Réindustrialiser l’économie Française

Bernard Biedermann  –  décembre 2021

La configuration de la nouvelle entreprise industrielle a bien changé. Elle agit dans un environnement mondialisé. Elle vend en France, en Europe et si elle veut durer, dans d’autres continent.  Son capital machines et ses robots ont plusieurs origines géographiques. Il en est de même pour ses consommations intermédiaires et pour la gestion de la logistique. Le fonctionnement du capital machine au quotidien est lié à des prestations de services. Une grande part des employés présente des profils spécifiques et doivent suivre des formations adaptées aux outils et aux techniques qu’ils utilisent.
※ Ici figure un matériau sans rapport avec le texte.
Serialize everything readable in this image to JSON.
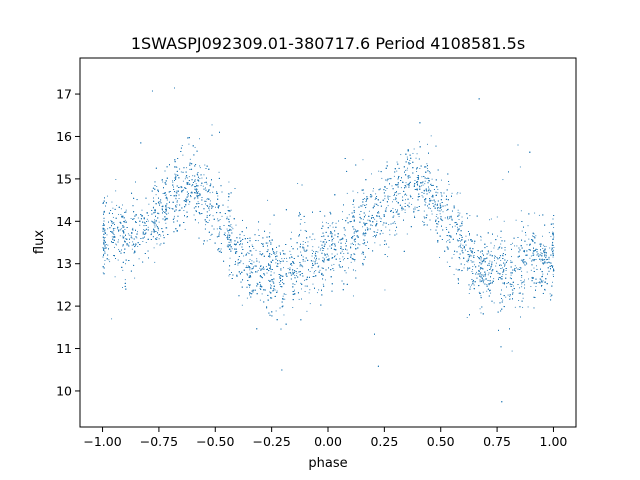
{
  "chart_data": {
    "type": "scatter",
    "title": "1SWASPJ092309.01-380717.6 Period 4108581.5s",
    "xlabel": "phase",
    "ylabel": "flux",
    "xlim": [
      -1.1,
      1.1
    ],
    "ylim": [
      9.15,
      17.85
    ],
    "xticks": [
      -1.0,
      -0.75,
      -0.5,
      -0.25,
      0.0,
      0.25,
      0.5,
      0.75,
      1.0
    ],
    "xtick_labels": [
      "−1.00",
      "−0.75",
      "−0.50",
      "−0.25",
      "0.00",
      "0.25",
      "0.50",
      "0.75",
      "1.00"
    ],
    "yticks": [
      10,
      11,
      12,
      13,
      14,
      15,
      16,
      17
    ],
    "ytick_labels": [
      "10",
      "11",
      "12",
      "13",
      "14",
      "15",
      "16",
      "17"
    ],
    "grid": false,
    "legend": "none",
    "marker_color": "#1f77b4",
    "series": [
      {
        "points_description_note": "",
        "trend": {
          "x": [
            -1.0,
            -0.95,
            -0.9,
            -0.85,
            -0.8,
            -0.75,
            -0.7,
            -0.65,
            -0.6,
            -0.55,
            -0.5,
            -0.45,
            -0.4,
            -0.35,
            -0.3,
            -0.25,
            -0.2,
            -0.15,
            -0.1,
            -0.05,
            0.0,
            0.05,
            0.1,
            0.15,
            0.2,
            0.25,
            0.3,
            0.35,
            0.4,
            0.45,
            0.5,
            0.55,
            0.6,
            0.65,
            0.7,
            0.75,
            0.8,
            0.85,
            0.9,
            0.95,
            1.0
          ],
          "y": [
            13.6,
            13.7,
            13.6,
            13.8,
            14.0,
            14.2,
            14.5,
            14.8,
            14.9,
            14.6,
            14.2,
            13.8,
            13.3,
            12.9,
            12.8,
            12.9,
            12.6,
            12.9,
            13.2,
            13.1,
            13.4,
            13.3,
            13.6,
            13.9,
            14.0,
            14.3,
            14.6,
            14.9,
            14.9,
            14.7,
            14.2,
            13.8,
            13.4,
            12.9,
            12.8,
            13.0,
            12.6,
            12.9,
            13.1,
            13.0,
            13.3
          ]
        },
        "scatter_sd": 0.45,
        "n_points": 9000
      }
    ]
  }
}
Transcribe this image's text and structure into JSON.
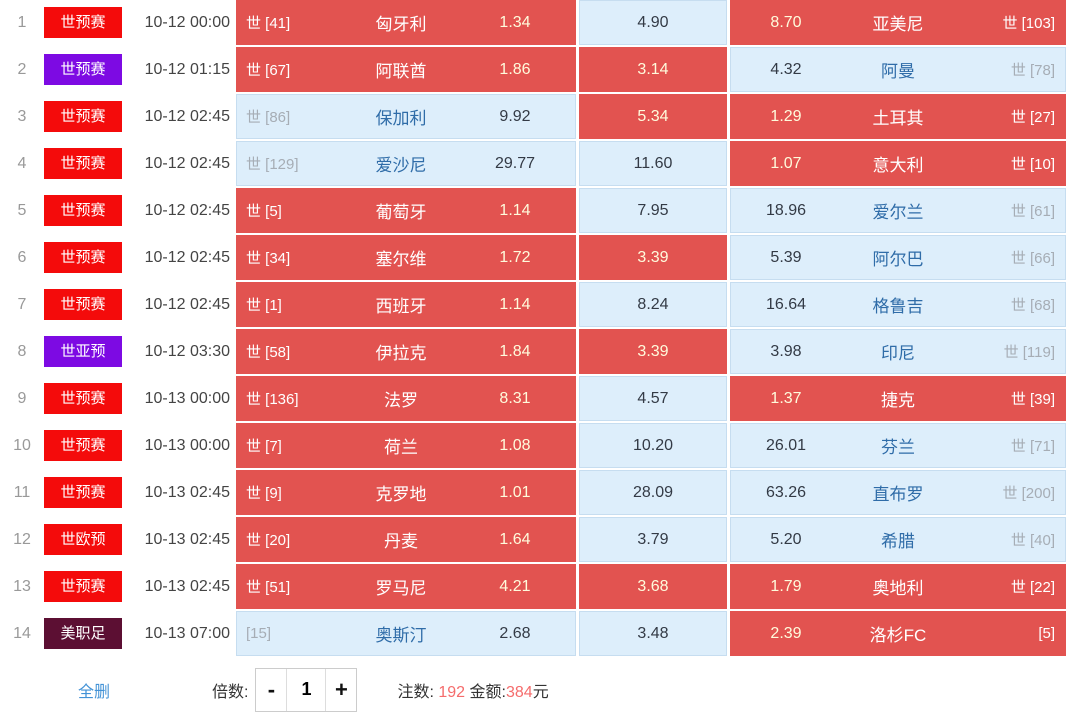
{
  "colors": {
    "badge": {
      "red": "#f40b0b",
      "purple": "#7d0ae3",
      "maroon": "#5c0f33"
    },
    "selected_cell": "#e25350",
    "unselected_cell": "#ddeefb",
    "accent_red_text": "#f56c6c",
    "link_blue": "#4292d6"
  },
  "footer": {
    "delete_all": "全删",
    "multiplier_label": "倍数:",
    "minus": "-",
    "multiplier_value": "1",
    "plus": "+",
    "bets_label": "注数:",
    "bets_count": "192",
    "amount_label": "金额:",
    "amount_value": "384",
    "amount_unit": "元"
  },
  "matches": [
    {
      "no": "1",
      "league": "世预赛",
      "badge_color": "red",
      "time": "10-12 00:00",
      "home": {
        "rank": "世 [41]",
        "team": "匈牙利",
        "odds": "1.34",
        "selected": true
      },
      "draw": {
        "odds": "4.90",
        "selected": false
      },
      "away": {
        "odds": "8.70",
        "team": "亚美尼",
        "rank": "世 [103]",
        "selected": true
      }
    },
    {
      "no": "2",
      "league": "世预赛",
      "badge_color": "purple",
      "time": "10-12 01:15",
      "home": {
        "rank": "世 [67]",
        "team": "阿联酋",
        "odds": "1.86",
        "selected": true
      },
      "draw": {
        "odds": "3.14",
        "selected": true
      },
      "away": {
        "odds": "4.32",
        "team": "阿曼",
        "rank": "世 [78]",
        "selected": false
      }
    },
    {
      "no": "3",
      "league": "世预赛",
      "badge_color": "red",
      "time": "10-12 02:45",
      "home": {
        "rank": "世 [86]",
        "team": "保加利",
        "odds": "9.92",
        "selected": false
      },
      "draw": {
        "odds": "5.34",
        "selected": true
      },
      "away": {
        "odds": "1.29",
        "team": "土耳其",
        "rank": "世 [27]",
        "selected": true
      }
    },
    {
      "no": "4",
      "league": "世预赛",
      "badge_color": "red",
      "time": "10-12 02:45",
      "home": {
        "rank": "世 [129]",
        "team": "爱沙尼",
        "odds": "29.77",
        "selected": false
      },
      "draw": {
        "odds": "11.60",
        "selected": false
      },
      "away": {
        "odds": "1.07",
        "team": "意大利",
        "rank": "世 [10]",
        "selected": true
      }
    },
    {
      "no": "5",
      "league": "世预赛",
      "badge_color": "red",
      "time": "10-12 02:45",
      "home": {
        "rank": "世 [5]",
        "team": "葡萄牙",
        "odds": "1.14",
        "selected": true
      },
      "draw": {
        "odds": "7.95",
        "selected": false
      },
      "away": {
        "odds": "18.96",
        "team": "爱尔兰",
        "rank": "世 [61]",
        "selected": false
      }
    },
    {
      "no": "6",
      "league": "世预赛",
      "badge_color": "red",
      "time": "10-12 02:45",
      "home": {
        "rank": "世 [34]",
        "team": "塞尔维",
        "odds": "1.72",
        "selected": true
      },
      "draw": {
        "odds": "3.39",
        "selected": true
      },
      "away": {
        "odds": "5.39",
        "team": "阿尔巴",
        "rank": "世 [66]",
        "selected": false
      }
    },
    {
      "no": "7",
      "league": "世预赛",
      "badge_color": "red",
      "time": "10-12 02:45",
      "home": {
        "rank": "世 [1]",
        "team": "西班牙",
        "odds": "1.14",
        "selected": true
      },
      "draw": {
        "odds": "8.24",
        "selected": false
      },
      "away": {
        "odds": "16.64",
        "team": "格鲁吉",
        "rank": "世 [68]",
        "selected": false
      }
    },
    {
      "no": "8",
      "league": "世亚预",
      "badge_color": "purple",
      "time": "10-12 03:30",
      "home": {
        "rank": "世 [58]",
        "team": "伊拉克",
        "odds": "1.84",
        "selected": true
      },
      "draw": {
        "odds": "3.39",
        "selected": true
      },
      "away": {
        "odds": "3.98",
        "team": "印尼",
        "rank": "世 [119]",
        "selected": false
      }
    },
    {
      "no": "9",
      "league": "世预赛",
      "badge_color": "red",
      "time": "10-13 00:00",
      "home": {
        "rank": "世 [136]",
        "team": "法罗",
        "odds": "8.31",
        "selected": true
      },
      "draw": {
        "odds": "4.57",
        "selected": false
      },
      "away": {
        "odds": "1.37",
        "team": "捷克",
        "rank": "世 [39]",
        "selected": true
      }
    },
    {
      "no": "10",
      "league": "世预赛",
      "badge_color": "red",
      "time": "10-13 00:00",
      "home": {
        "rank": "世 [7]",
        "team": "荷兰",
        "odds": "1.08",
        "selected": true
      },
      "draw": {
        "odds": "10.20",
        "selected": false
      },
      "away": {
        "odds": "26.01",
        "team": "芬兰",
        "rank": "世 [71]",
        "selected": false
      }
    },
    {
      "no": "11",
      "league": "世预赛",
      "badge_color": "red",
      "time": "10-13 02:45",
      "home": {
        "rank": "世 [9]",
        "team": "克罗地",
        "odds": "1.01",
        "selected": true
      },
      "draw": {
        "odds": "28.09",
        "selected": false
      },
      "away": {
        "odds": "63.26",
        "team": "直布罗",
        "rank": "世 [200]",
        "selected": false
      }
    },
    {
      "no": "12",
      "league": "世欧预",
      "badge_color": "red",
      "time": "10-13 02:45",
      "home": {
        "rank": "世 [20]",
        "team": "丹麦",
        "odds": "1.64",
        "selected": true
      },
      "draw": {
        "odds": "3.79",
        "selected": false
      },
      "away": {
        "odds": "5.20",
        "team": "希腊",
        "rank": "世 [40]",
        "selected": false
      }
    },
    {
      "no": "13",
      "league": "世预赛",
      "badge_color": "red",
      "time": "10-13 02:45",
      "home": {
        "rank": "世 [51]",
        "team": "罗马尼",
        "odds": "4.21",
        "selected": true
      },
      "draw": {
        "odds": "3.68",
        "selected": true
      },
      "away": {
        "odds": "1.79",
        "team": "奥地利",
        "rank": "世 [22]",
        "selected": true
      }
    },
    {
      "no": "14",
      "league": "美职足",
      "badge_color": "maroon",
      "time": "10-13 07:00",
      "home": {
        "rank": "[15]",
        "team": "奥斯汀",
        "odds": "2.68",
        "selected": false
      },
      "draw": {
        "odds": "3.48",
        "selected": false
      },
      "away": {
        "odds": "2.39",
        "team": "洛杉FC",
        "rank": "[5]",
        "selected": true
      }
    }
  ]
}
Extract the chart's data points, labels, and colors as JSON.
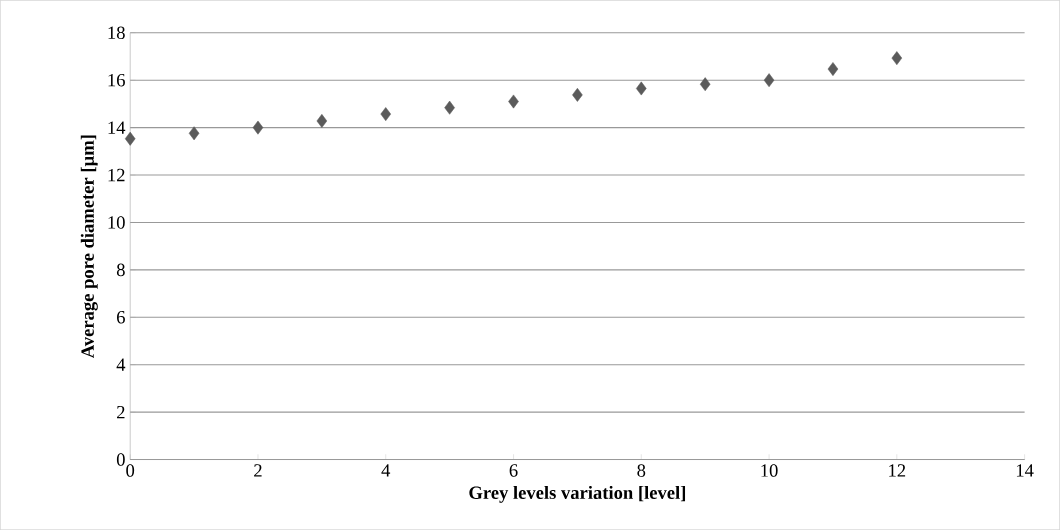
{
  "chart_data": {
    "type": "scatter",
    "xlabel": "Grey levels variation [level]",
    "ylabel": "Average pore diameter [µm]",
    "x": [
      0,
      1,
      2,
      3,
      4,
      5,
      6,
      7,
      8,
      9,
      10,
      11,
      12
    ],
    "values": [
      13.53,
      13.76,
      14.0,
      14.28,
      14.57,
      14.84,
      15.1,
      15.38,
      15.65,
      15.83,
      16.0,
      16.47,
      16.93
    ],
    "color": "#5b5b5b",
    "marker": "diamond",
    "xlim": [
      0,
      14
    ],
    "xticks": [
      0,
      2,
      4,
      6,
      8,
      10,
      12,
      14
    ],
    "ylim": [
      0,
      18
    ],
    "yticks": [
      0,
      2,
      4,
      6,
      8,
      10,
      12,
      14,
      16,
      18
    ],
    "grid": "y"
  }
}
L’innovation inhérente aux produits et services et aux facteurs de production est une contrainte permanente, ne serait-ce que par la veille technologique. Le numérique s’intègre dans toutes les fonctions. Du fait de la mondialisation des ventes et des achats la fonction juridique est plus souvent sollicitée (respect des contrats, brevets, normes locales, …)

Dans de telles conditions la culture du management a bien changé :  plus de compétences à tous les niveaux, rapidité de décision, structure sans silo, moins de niveaux hiérarchiques, bonne capacité de communication sur des sujets très techniques, pratique des langues étrangères, esprit d’innovation, rigueur et souplesse adaptative dans les procédures de fabrication … A cela s’ajoute les nouvelles contraintes liées à la cybersécurité et au risque d’espionnage. De plus, toute décision doit comprendre une évaluation sérieuse de la prise de risque due à la logistique internationalisée, à la qualité de service des contrats de maintenance et aux effets de surprise de l’innovation. Dans ce contexte le relationnel du management est responsabilisant et basé sur la confiance. Au quotidien, le salarié décide, sa hiérarchie valide ensuite.

Plus que jamais l’innovation découle de la recherche. De Gaulle avait dit « des chercheurs qui cherchent on en trouve, des chercheurs qui trouvent, on en cherche ». Aujourd’hui, nos chercheurs doivent sortir de leur monde pour rencontrer, écouter, comprendre et trouver sous la contrainte des délais du marché. Se pose alors la question de la répartition des tâches entre le CNRS, ses organismes et la recherche dans le privé comme cela se passe en Corée, en Chine et en Inde.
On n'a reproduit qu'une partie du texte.